Odd numbers can be expressed in the form of \(2n + 1\), where \(n\) is an integer. This tells us that if you start with any integer, multiply it by 2 and add 1, you will have an odd number.
Understanding odd numbers is simple, since it's all about the divisibility by 2. For example:

• The number 13 is odd because \(13 \div 2 = 6.5\) with a remainder of 1.
• The number 27 is odd for the same reason, as \(27 \div 2 = 13.5\), again leaving a remainder of 1.

Being familiar with which numbers are considered odd helps in distinguishing when examining other mathematical properties, such as identifying prime or composite numbers.

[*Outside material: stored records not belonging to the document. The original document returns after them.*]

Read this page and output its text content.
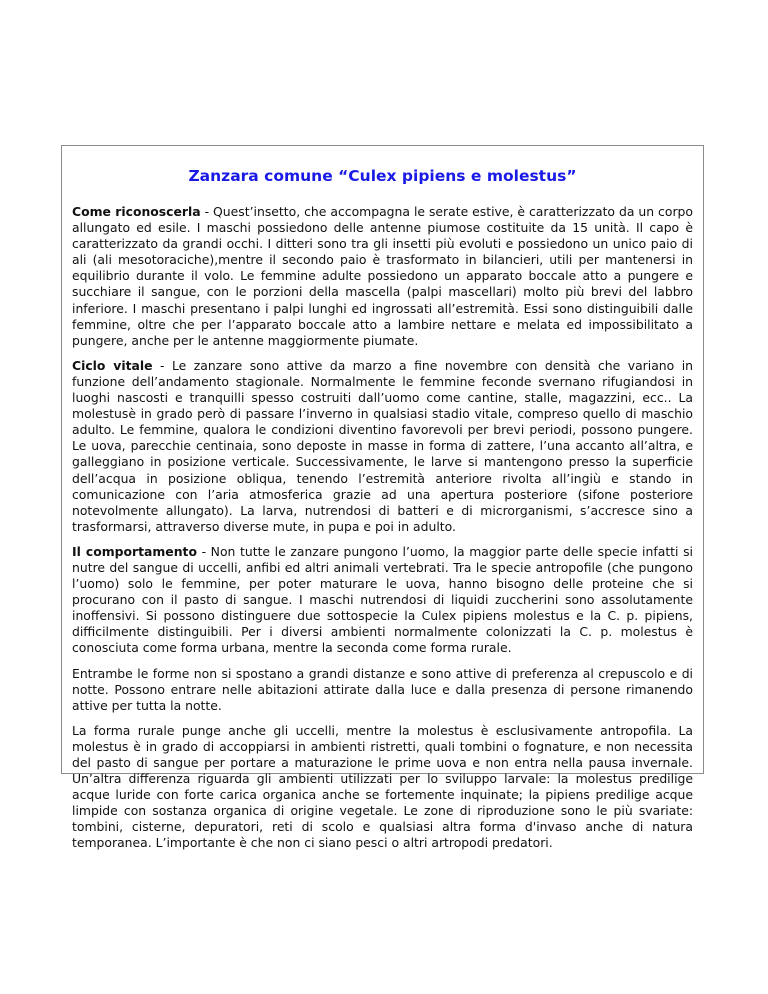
Zanzara comune “Culex pipiens e molestus”

Come riconoscerla - Quest’insetto, che accompagna le serate estive, è caratterizzato da un corpo allungato ed esile. I maschi possiedono delle antenne piumose costituite da 15 unità. Il capo è caratterizzato da grandi occhi. I ditteri sono tra gli insetti più evoluti e possiedono un unico paio di ali (ali mesotoraciche),mentre il secondo paio è trasformato in bilancieri, utili per mantenersi in equilibrio durante il volo. Le femmine adulte possiedono un apparato boccale atto a pungere e succhiare il sangue, con le porzioni della mascella (palpi mascellari) molto più brevi del labbro inferiore. I maschi presentano i palpi lunghi ed ingrossati all’estremità. Essi sono distinguibili dalle femmine, oltre che per l’apparato boccale atto a lambire nettare e melata ed impossibilitato a pungere, anche per le antenne maggiormente piumate.

Ciclo vitale - Le zanzare sono attive da marzo a fine novembre con densità che variano in funzione dell’andamento stagionale. Normalmente le femmine feconde svernano rifugiandosi in luoghi nascosti e tranquilli spesso costruiti dall’uomo come cantine, stalle, magazzini, ecc.. La molestusè in grado però di passare l’inverno in qualsiasi stadio vitale, compreso quello di maschio adulto. Le femmine, qualora le condizioni diventino favorevoli per brevi periodi, possono pungere. Le uova, parecchie centinaia, sono deposte in masse in forma di zattere, l’una accanto all’altra, e galleggiano in posizione verticale. Successivamente, le larve si mantengono presso la superficie dell’acqua in posizione obliqua, tenendo l’estremità anteriore rivolta all’ingiù e stando in comunicazione con l’aria atmosferica grazie ad una apertura posteriore (sifone posteriore notevolmente allungato). La larva, nutrendosi di batteri e di microrganismi, s’accresce sino a trasformarsi, attraverso diverse mute, in pupa e poi in adulto.

Il comportamento - Non tutte le zanzare pungono l’uomo, la maggior parte delle specie infatti si nutre del sangue di uccelli, anfibi ed altri animali vertebrati. Tra le specie antropofile (che pungono l’uomo) solo le femmine, per poter maturare le uova, hanno bisogno delle proteine che si procurano con il pasto di sangue. I maschi nutrendosi di liquidi zuccherini sono assolutamente inoffensivi. Si possono distinguere due sottospecie la Culex pipiens molestus e la C. p. pipiens, difficilmente distinguibili. Per i diversi ambienti normalmente colonizzati la C. p. molestus è conosciuta come forma urbana, mentre la seconda come forma rurale.

Entrambe le forme non si spostano a grandi distanze e sono attive di preferenza al crepuscolo e di notte. Possono entrare nelle abitazioni attirate dalla luce e dalla presenza di persone rimanendo attive per tutta la notte.

La forma rurale punge anche gli uccelli, mentre la molestus è esclusivamente antropofila. La molestus è in grado di accoppiarsi in ambienti ristretti, quali tombini o fognature, e non necessita del pasto di sangue per portare a maturazione le prime uova e non entra nella pausa invernale. Un’altra differenza riguarda gli ambienti utilizzati per lo sviluppo larvale: la molestus predilige acque luride con forte carica organica anche se fortemente inquinate; la pipiens predilige acque limpide con sostanza organica di origine vegetale. Le zone di riproduzione sono le più svariate: tombini, cisterne, depuratori, reti di scolo e qualsiasi altra forma d'invaso anche di natura temporanea. L’importante è che non ci siano pesci o altri artropodi predatori.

Prime numbers are special because they have exactly two positive divisors: 1 and themselves. Unlike other numbers, prime numbers cannot be formed by multiplying two smaller natural numbers together. This makes them fundamental building blocks in mathematics.
For a number to be prime, it must be greater than 1. Very simply put, the smallest prime number is 2, and it's also the only even prime number.
Some examples of prime numbers include:

• 2 (divisors: 1, 2)
• 3 (divisors: 1, 3)
• 5 (divisors: 1, 5)
• 7 (divisors: 1, 7)

It is important to note that as numbers get larger, determining whether they are prime can become more complex and often requires more advanced techniques than simple divisibility rules.

A composite number is an integer that has more than two positive divisors. In other words, it can be divided evenly by numbers other than 1 and itself, which means it can be factored into smaller natural numbers. Composite numbers are the opposite of prime numbers.
For instance, take the number 9: it is a composite number because it can be divided evenly by 1, 3, and 9.

• This is different from a prime number, which only has divisors of 1 and itself.
• Other examples of composite numbers include 4 (divisors: 1, 2, 4), 6 (divisors: 1, 2, 3, 6), and 12 (divisors: 1, 2, 3, 4, 6, 12).

In mathematics, identifying composite numbers is important, as it can help us understand the structure and properties of numbers. Finding a counterexample, such as 9 being an odd number but not a prime number, reveals why not all odd numbers are necessarily prime.